In Django I have a table that contains records that need to be processed by celery workers.
The way this works is that the worker will grab the next X number of rows from the table in a batch to process, and then mark them processed. When using one worker this has been fine, but the amount of rows as increased and I would like to add more workers.
My concern is that the other workers will grab the same rows and try to process them.
That being said I have implemented the following logic.
from django.db import models
class Row(models.Model):
# Define your row fields here
processed = models.BooleanField(default=False)
worker = models.ForeignKey('Worker', on_delete=models.SET_NULL, null=True)

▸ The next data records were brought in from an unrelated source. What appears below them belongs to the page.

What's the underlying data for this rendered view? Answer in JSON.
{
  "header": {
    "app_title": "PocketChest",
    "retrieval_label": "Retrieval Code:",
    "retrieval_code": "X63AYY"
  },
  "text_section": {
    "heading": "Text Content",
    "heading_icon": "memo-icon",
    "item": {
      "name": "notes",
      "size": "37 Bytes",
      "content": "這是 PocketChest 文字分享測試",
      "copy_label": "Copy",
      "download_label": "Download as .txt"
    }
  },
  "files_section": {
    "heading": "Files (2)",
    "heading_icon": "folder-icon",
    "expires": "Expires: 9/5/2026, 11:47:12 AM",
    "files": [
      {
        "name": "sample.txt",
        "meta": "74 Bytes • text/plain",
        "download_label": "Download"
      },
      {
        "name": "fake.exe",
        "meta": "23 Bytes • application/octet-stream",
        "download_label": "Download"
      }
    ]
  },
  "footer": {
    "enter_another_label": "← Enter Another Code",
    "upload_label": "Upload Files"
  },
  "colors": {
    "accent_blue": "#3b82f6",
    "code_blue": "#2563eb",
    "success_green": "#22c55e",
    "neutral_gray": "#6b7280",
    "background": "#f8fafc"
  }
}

class Worker(models.Model):
# Define your worker fields here
name = models.CharField(max_length=100)
def distribute_rows_to_workers():
workers = Worker.objects.all()
batch_size = 10
for worker in workers:
with transaction.atomic():
rows = Row.objects.select_for_update().filter(processed=False)[:batch_size]
if rows:
rows.update(worker=worker)
def process_rows_for_worker(worker):
rows = Row.objects.filter(worker=worker, processed=False)
for row in rows:
# Process the row here
row.processed = True
row.save()
What I want to konw is, will that transaction
block prevent the other workers from selecting those rows until the select and subsequent update is finished? Esentially locking those rows so that other workers wont perform the select request until the upodate is finished.